Can a BV test be wrong for me?
A test can be technically correct and still misleading. If your normal, healthy microbiome carries less Lactobacillus, a scoring system built around Lactobacillus dominance can read that as BV when nothing is actually wrong.1,4
Is a non-Lactobacillus microbiome unhealthy?
Not necessarily. Research shows that many healthy, symptom-free women, particularly Black and Hispanic women, have diverse communities with less Lactobacillus and a higher pH, and these appear normal for them.4,5 Diversity alone is not the same as disease.
Why might my result differ from a friend’s with the same bacteria?
Because the same reading can mean different things in different bodies. Symptoms, pH, history and your baseline microbiome all shape whether a result reflects a problem, which is why two people with similar samples can need very different advice.
What to do next
If you want to understand your own microbiome properly rather than rely on a single score, a comprehensive vaginal microbiome test gives you a fuller picture of what is actually there.
If you have symptoms, recurring BV, or a result you are not sure how to read, you can book an appointment and we will interpret it in the context of you rather than against a template. For the full background on the condition itself, see our guide to bacterial vaginosis.
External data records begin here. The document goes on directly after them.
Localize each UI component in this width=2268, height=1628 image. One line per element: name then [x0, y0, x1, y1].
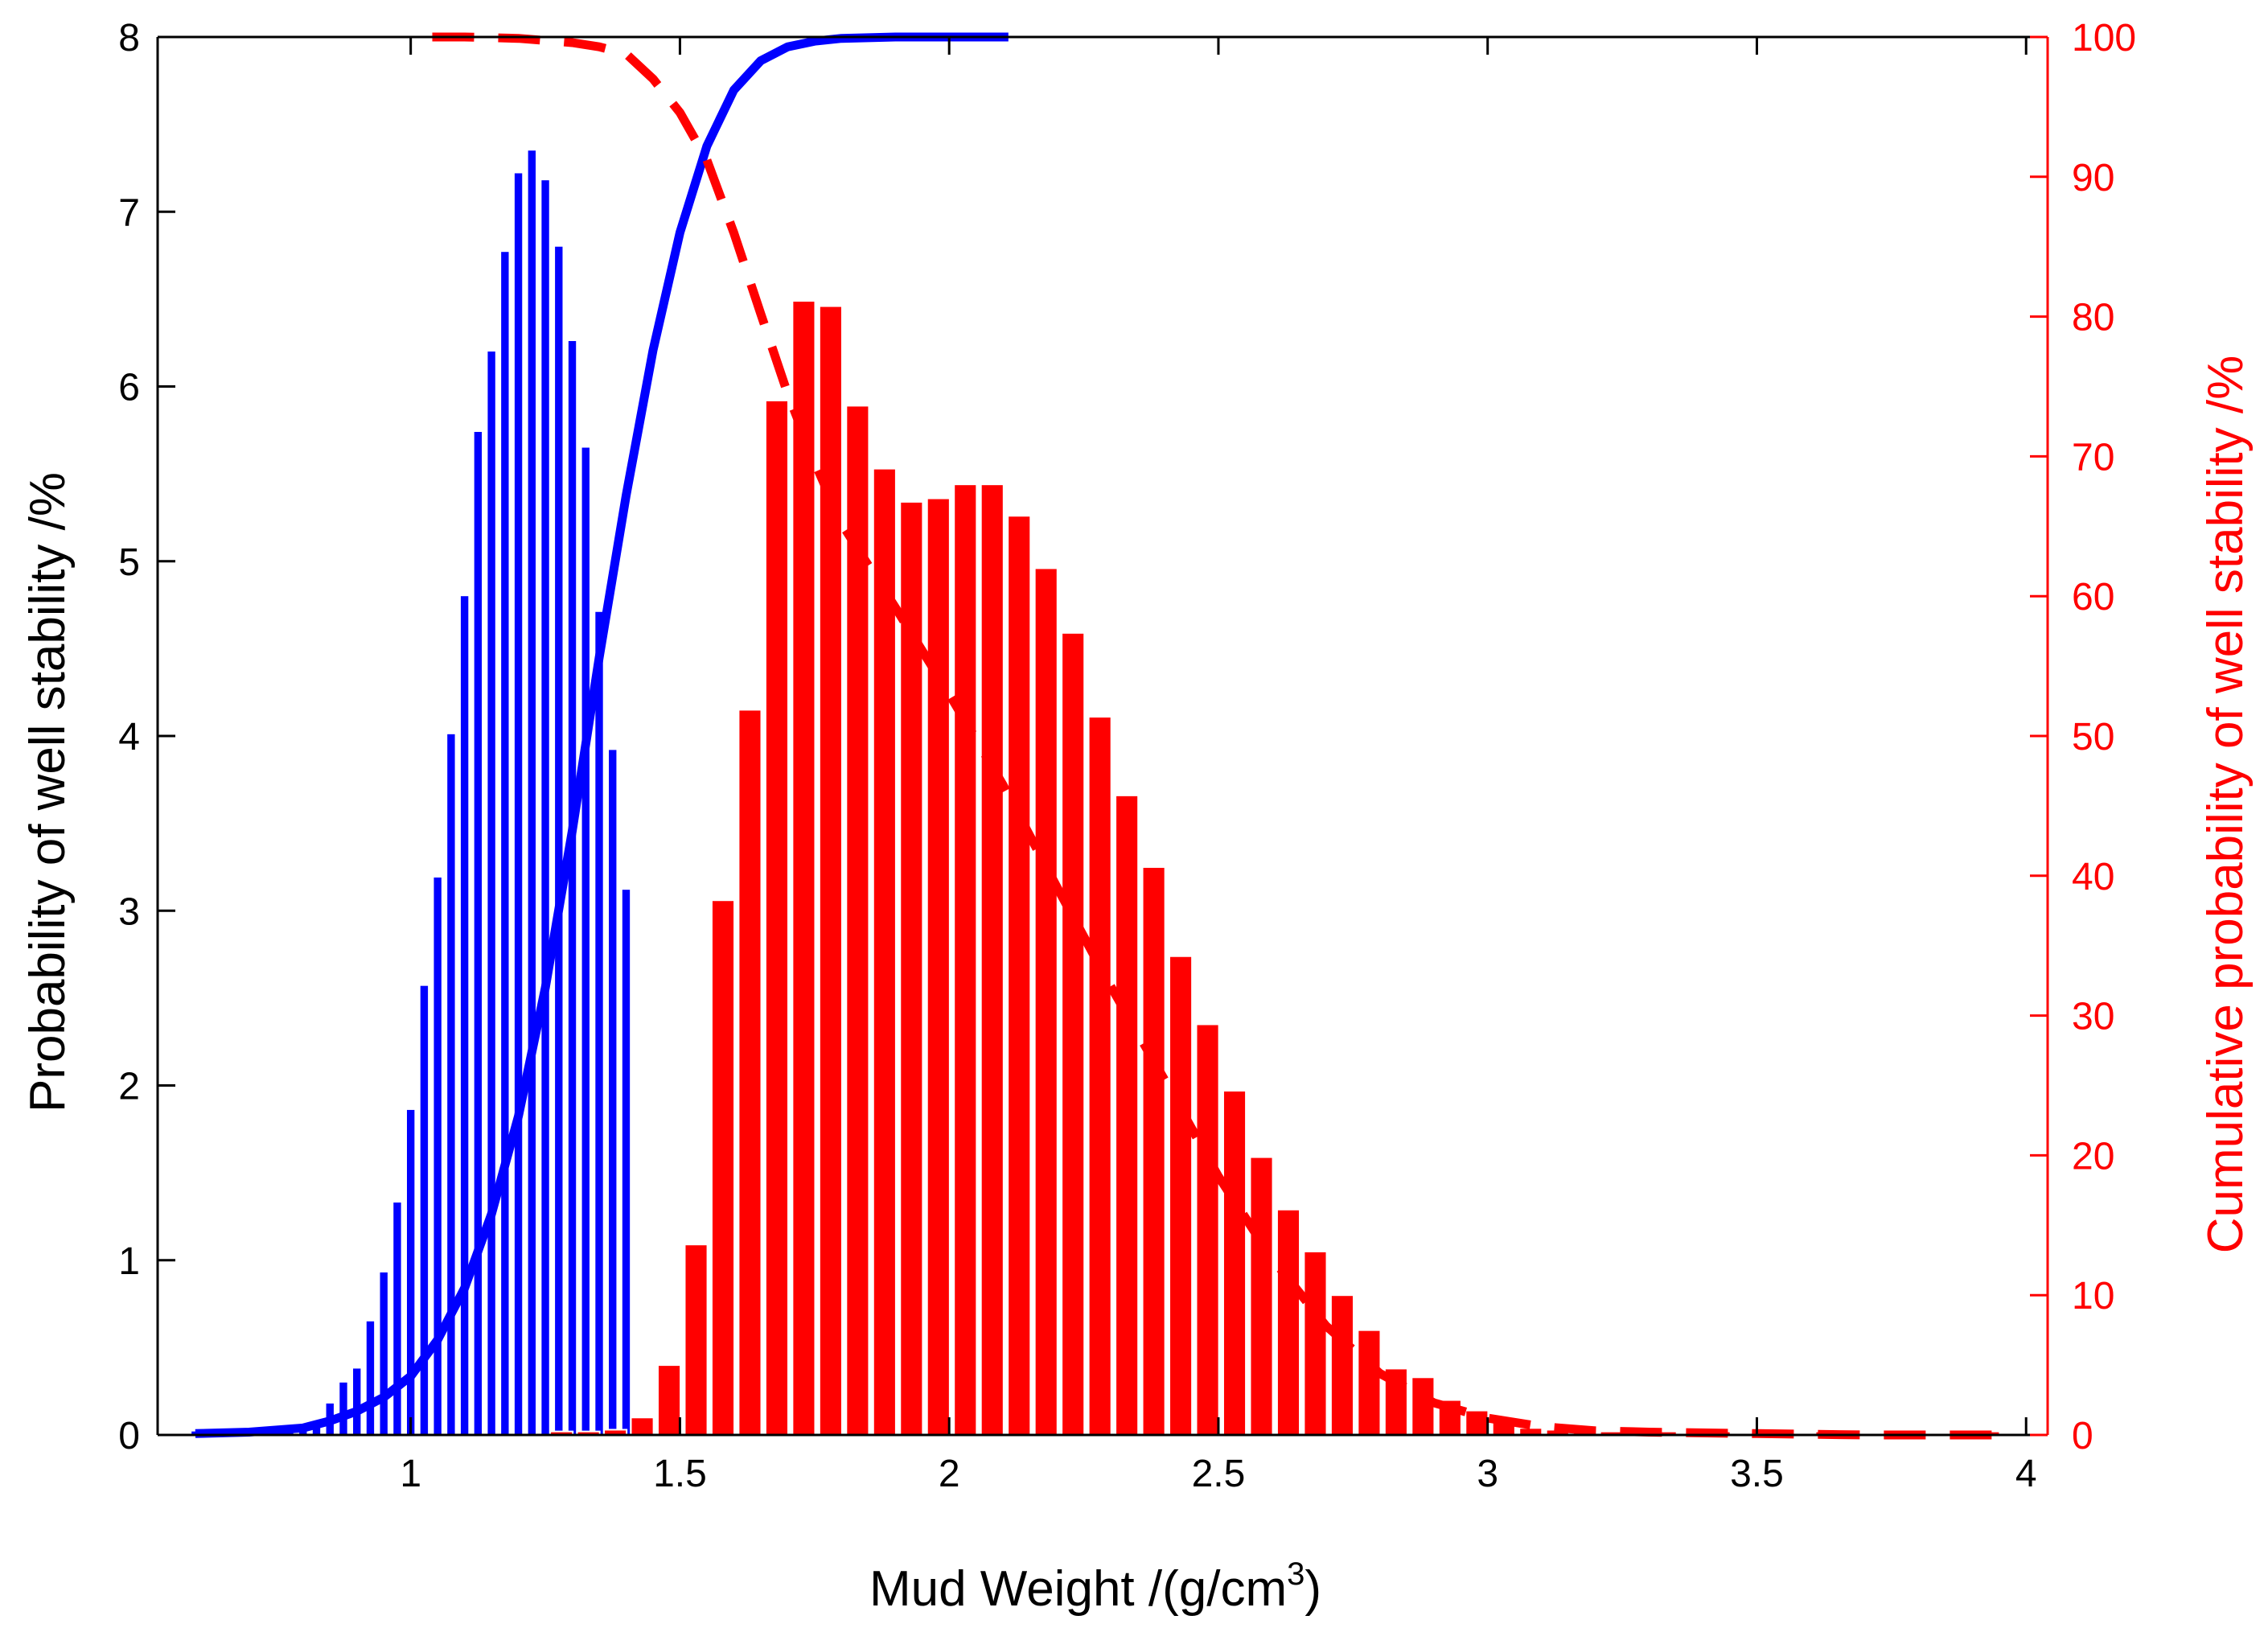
blue-cumulative-line [195, 32, 1009, 1438]
red-histogram-bar [1222, 1090, 1247, 1436]
axes-layer: 1 1.5 2 2.5 3 3.5 4012345678010203040506070809… [118, 17, 2136, 1495]
blue-histogram-bar [393, 1202, 401, 1435]
blue-histogram-bar [581, 447, 590, 1435]
red-histogram-bar [1007, 515, 1032, 1436]
blue-histogram-bar [609, 750, 617, 1435]
y-tick-label: 8 [118, 17, 140, 60]
y2-tick-label: 100 [2072, 17, 2136, 60]
x-tick-label: 1.5 [653, 1453, 707, 1495]
x-tick-label: 4 [2015, 1453, 2037, 1495]
red-histogram-bar [1033, 567, 1058, 1437]
x-tick-label: 3.5 [1730, 1453, 1784, 1495]
y-tick-label: 7 [118, 191, 140, 234]
y2-tick-label: 80 [2072, 297, 2114, 339]
y2-tick-label: 50 [2072, 716, 2114, 758]
red-cumulative-line [432, 32, 2005, 1440]
y2-tick-label: 70 [2072, 436, 2114, 479]
red-histogram-bar [980, 483, 1005, 1436]
red-histogram-bar [899, 500, 924, 1436]
blue-histogram-bar [501, 252, 509, 1435]
y-tick-label: 5 [118, 541, 140, 584]
blue-histogram-bar [191, 1431, 199, 1435]
x-tick-label: 1 [400, 1453, 421, 1495]
blue-histogram-bar [406, 1109, 415, 1435]
blue-histogram-bar [447, 734, 455, 1435]
y2-tick-label: 40 [2072, 856, 2114, 898]
red-histogram-bar [1087, 716, 1112, 1436]
blue-histogram-bar [339, 1382, 347, 1435]
y-tick-label: 1 [118, 1240, 140, 1283]
red-histogram-bar [791, 300, 816, 1436]
red-histogram-bar [926, 497, 951, 1436]
x-axis-title-superscript: 3 [1287, 1556, 1305, 1592]
y-tick-label: 2 [118, 1066, 140, 1108]
blue-histogram-bar [595, 611, 603, 1435]
red-histogram-bar [845, 405, 870, 1437]
x-axis-title-main: Mud Weight /(g/cm [869, 1561, 1287, 1617]
red-histogram-bar [1329, 1294, 1354, 1436]
y-tick-label: 6 [118, 367, 140, 409]
y2-tick-label: 20 [2072, 1135, 2114, 1178]
y2-tick-label: 90 [2072, 157, 2114, 199]
red-histogram-bar [1115, 794, 1140, 1436]
red-histogram-bar [1465, 1409, 1489, 1436]
y-tick-label: 4 [118, 716, 140, 758]
red-histogram-bar [684, 1244, 709, 1437]
red-histogram-bar [1249, 1156, 1274, 1436]
y-tick-label: 3 [118, 890, 140, 933]
y-axis-title: Probability of well stability /% [20, 472, 76, 1112]
red-histogram-bar [738, 709, 762, 1436]
red-histogram-bar [764, 399, 790, 1436]
y2-axis-title: Cumulative probability of well stability… [2198, 356, 2254, 1253]
red-histogram-bar [630, 1416, 655, 1437]
red-histogram-bar [1411, 1376, 1436, 1436]
blue-histogram-bar [380, 1272, 388, 1435]
x-axis-title: Mud Weight /(g/cm3) [869, 1556, 1321, 1617]
blue-histogram-bar [555, 246, 563, 1436]
blue-histogram-bar [568, 341, 577, 1435]
blue-histogram-bar [514, 173, 523, 1436]
red-histogram-bar [1357, 1329, 1382, 1437]
blue-histogram-bar [420, 985, 429, 1435]
x-tick-label: 2 [939, 1453, 960, 1495]
red-histogram-bar [710, 899, 736, 1436]
blue-histogram-bar [622, 890, 631, 1435]
y2-tick-label: 10 [2072, 1275, 2114, 1318]
cumulative-line-layer [195, 32, 2005, 1440]
blue-histogram-bar [433, 877, 442, 1435]
blue-histogram-bar [353, 1368, 361, 1435]
red-histogram-bar [1061, 631, 1086, 1436]
blue-histogram-bar [474, 431, 483, 1435]
x-axis-title-suffix: ) [1305, 1561, 1321, 1617]
red-histogram-bar [1141, 865, 1166, 1436]
red-histogram-bar [1195, 1023, 1220, 1437]
red-histogram-bar [1303, 1250, 1328, 1436]
blue-histogram-bar [528, 150, 536, 1435]
y2-tick-label: 0 [2072, 1415, 2093, 1457]
blue-histogram-bar [460, 596, 469, 1436]
red-histogram-bar [872, 467, 897, 1436]
x-tick-label: 2.5 [1192, 1453, 1246, 1495]
red-histogram-bar [1276, 1208, 1301, 1437]
y2-tick-label: 30 [2072, 996, 2114, 1038]
red-histogram-bar [1169, 955, 1194, 1436]
left-bar-layer [191, 150, 2001, 1437]
red-histogram-bar [953, 483, 978, 1436]
red-histogram-bar [656, 1364, 682, 1436]
y-tick-label: 0 [118, 1415, 140, 1457]
blue-histogram-bar [487, 352, 495, 1435]
blue-histogram-bar [366, 1321, 375, 1435]
y2-tick-label: 60 [2072, 576, 2114, 619]
x-tick-label: 3 [1477, 1453, 1498, 1495]
blue-histogram-bar [541, 180, 549, 1435]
This is general information, not a substitute for personalised medical advice.
- Parker IK, Rowland R, Alam M, et al. Ethnic disparity in diagnosing asymptomatic bacterial vaginosis using machine learning. npj Digit Med. 2023;6:211.
- Nugent RP, Krohn MA, Hillier SL. Reliability of diagnosing bacterial vaginosis is improved by a standardized method of gram stain interpretation. J Clin Microbiol. 1991;29(2):297–301.
- Amsel R, Totten PA, Spiegel CA, Chen KC, Eschenbach D, Holmes KK. Nonspecific vaginitis: diagnostic criteria and microbial and epidemiologic associations. Am J Med. 1983;74(1):14–22.
- Ravel J, Gajer P, Abdo Z, et al. Vaginal microbiome of reproductive-age women. Proc Natl Acad Sci USA. 2011;108(Suppl 1):4680–4687.
- Fettweis JM, Brooks JP, Serrano MG, et al. Differences in vaginal microbiome in African American women versus women of European ancestry. Microbiology. 2014;160(Pt 10):2272–2282.
- Koumans EH, Sternberg M, Bruce C, et al. The prevalence of bacterial vaginosis in the United States, 2001–2004; associations with symptoms, sexual behaviors, and reproductive health. Sex Transm Dis. 2007;34(11):864–869.
- Muzny CA, Schwebke JR. Asymptomatic bacterial vaginosis: to treat or not to treat?. Curr Infect Dis Rep. 2020;22(12):32.
- Workowski KA, Bachmann LH, Chan PA, et al. Sexually transmitted infections treatment guidelines, 2021. MMWR Recomm Rep. 2021;70(4):1–187.